The Roth 401(k), a new type of qualified retirement plan that will become available starting in 2006, may prove to be an attractive benefit option for companies employing highly compensated individuals not eligible to contribute to a Roth IRA, or younger workers who expect to be in a higher tax bracket when they retire.

As the name suggests, the Roth 401(k) incorporates elements of both traditional 401(k) plans and the Roth IRA. Included in the Economic Growth and Tax Relief Reconciliation Act (EGTRRA) of 2001, and slated to arrive January 1, 2006, the Roth 401(k) will allow workers to make Roth IRA-type contributions to 401(k) plans without Roth IRA income restrictions and contribution limits.

Roth IRA contributions are nondeductible, but earnings within the account accumulate tax free, and qualifying distributions are also tax free. Currently, only taxpayers with adjusted gross incomes below $110,000 a year for singles, and $160,000 a year for married couples, are eligible to contribute after-tax dollars to a Roth IRA. These income limits disappear under the Roth 401(k) rules.
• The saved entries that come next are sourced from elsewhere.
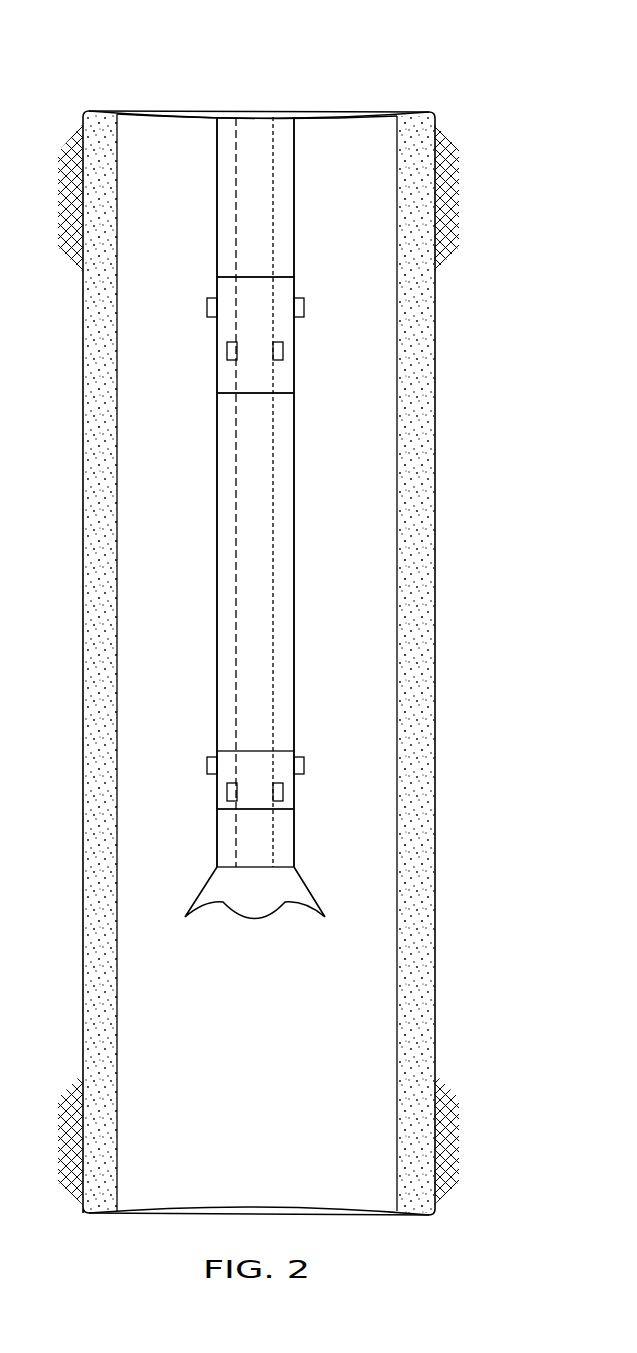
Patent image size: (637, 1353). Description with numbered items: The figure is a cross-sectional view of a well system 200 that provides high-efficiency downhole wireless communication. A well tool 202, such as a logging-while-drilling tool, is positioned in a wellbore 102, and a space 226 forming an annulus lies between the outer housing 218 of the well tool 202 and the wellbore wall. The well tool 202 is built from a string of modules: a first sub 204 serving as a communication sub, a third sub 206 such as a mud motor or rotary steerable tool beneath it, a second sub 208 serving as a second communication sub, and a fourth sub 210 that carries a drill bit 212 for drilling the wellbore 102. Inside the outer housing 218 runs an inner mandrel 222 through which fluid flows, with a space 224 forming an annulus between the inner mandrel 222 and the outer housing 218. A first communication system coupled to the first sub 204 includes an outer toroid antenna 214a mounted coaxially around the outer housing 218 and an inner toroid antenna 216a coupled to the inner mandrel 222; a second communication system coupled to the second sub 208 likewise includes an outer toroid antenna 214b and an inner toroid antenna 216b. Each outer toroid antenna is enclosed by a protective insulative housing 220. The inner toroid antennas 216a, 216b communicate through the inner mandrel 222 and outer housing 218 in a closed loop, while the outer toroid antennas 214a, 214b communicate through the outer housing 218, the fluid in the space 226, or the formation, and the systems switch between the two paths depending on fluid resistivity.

The well system 200 is at (323, 72).
The wellbore 102 is at (397, 543).
The space 226 is at (378, 617).
The well tool 202 is at (295, 213).
The outer housing 218 is at (295, 153).
The inner mandrel 222 is at (217, 160).
The space 224 is at (279, 583).
The housing 220 is at (208, 298).
The first sub 204 is at (295, 332).
The outer toroid antenna 214a is at (207, 310).
The inner toroid antenna 216a is at (229, 356).
The third sub 206 is at (295, 463).
The second sub 208 is at (295, 787).
The outer toroid antenna 214b is at (207, 763).
The inner toroid antenna 216b is at (229, 795).
The fourth sub 210 is at (295, 833).
The drill bit 212 is at (263, 918).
Workers will also have the opportunity to save far more money in the new accounts than they could using a Roth IRA. The 2006 annual contribution limits for IRAs of all kinds are set at $4,000 for taxpayers under the age of 50, and $5,000 for older workers. The Roth 401(k), by contrast, will be subject to the more generous elective salary deferral limits that apply to conventional 401(k)s, which, for 2006, are $15,000 for taxpayers under the age of 50, and $20,000 for older people.

The Roth 401(k) has other advantages over the Roth IRA. Contributions are made through payroll deductions, rather than through separate arrangements with a bank. Because employers will administer these plans, contributing to them should be more convenient for workers than opening an IRA. An employee currently contributing to a traditional 401(k) plan could, for example, simply opt to have contributions diverted to a Roth version of the same plan.

Lawmakers have stipulated, however, that matching contributions made by employers must be invested in a traditional 401(k)—not a Roth—account. This means that, even if employees make all of their contributions exclusively to a Roth 401(k) account, they would still owe tax in retirement on withdrawals from funds contributed on a pre-tax basis by their employers.

Workers should also be aware that the 401(k) annual contribution limits apply to all 401(k) contributions, regardless of whether they are made on a pre-tax or after-tax basis. If employees contribute to a Roth 401(k), they may have to reduce or discontinue their contributions to their employer’s conventional 401(k) plan to avoid exceeding these limits. Provided they remain within these limits, however, employees are allowed to put money into both types of 401(k) plans.

In addition, employees considering the Roth 401(k) option should know that—like the 401(k), but unlike the Roth IRA—the Roth 401(k) will require them to begin taking distributions after the age of 70½. On the other hand, the Roth 401(k) resembles the Roth IRA in that investors will not be permitted to withdraw their money tax free until they have held the account for at least five years, and are at least 59½ years old. The latter provision could make the Roth 401(k) less attractive to employees who are currently approaching retirement.

It also remains far from clear whether most employers who sponsor 401(k) plans will add the Roth 401(k) option to their plans as of January 1, 2006. To add to the confusion, questions linger about whether the Roth 401(k) will continue to be available after the EGTRRA provisions expire in 2010.

In a recent EBN QuickPoll survey of retirement plan sponsors, 13% of respondents said they expect to add the Roth 401(k) to their benefits package, 32% are considering doing so, and 48% do not intend to offer the accounts. But because the Internal Revenue Service may not issue final rules on Roth 401(k)s before January, some plan sponsors may wait until next year before deciding whether to add this option to their retirement packages.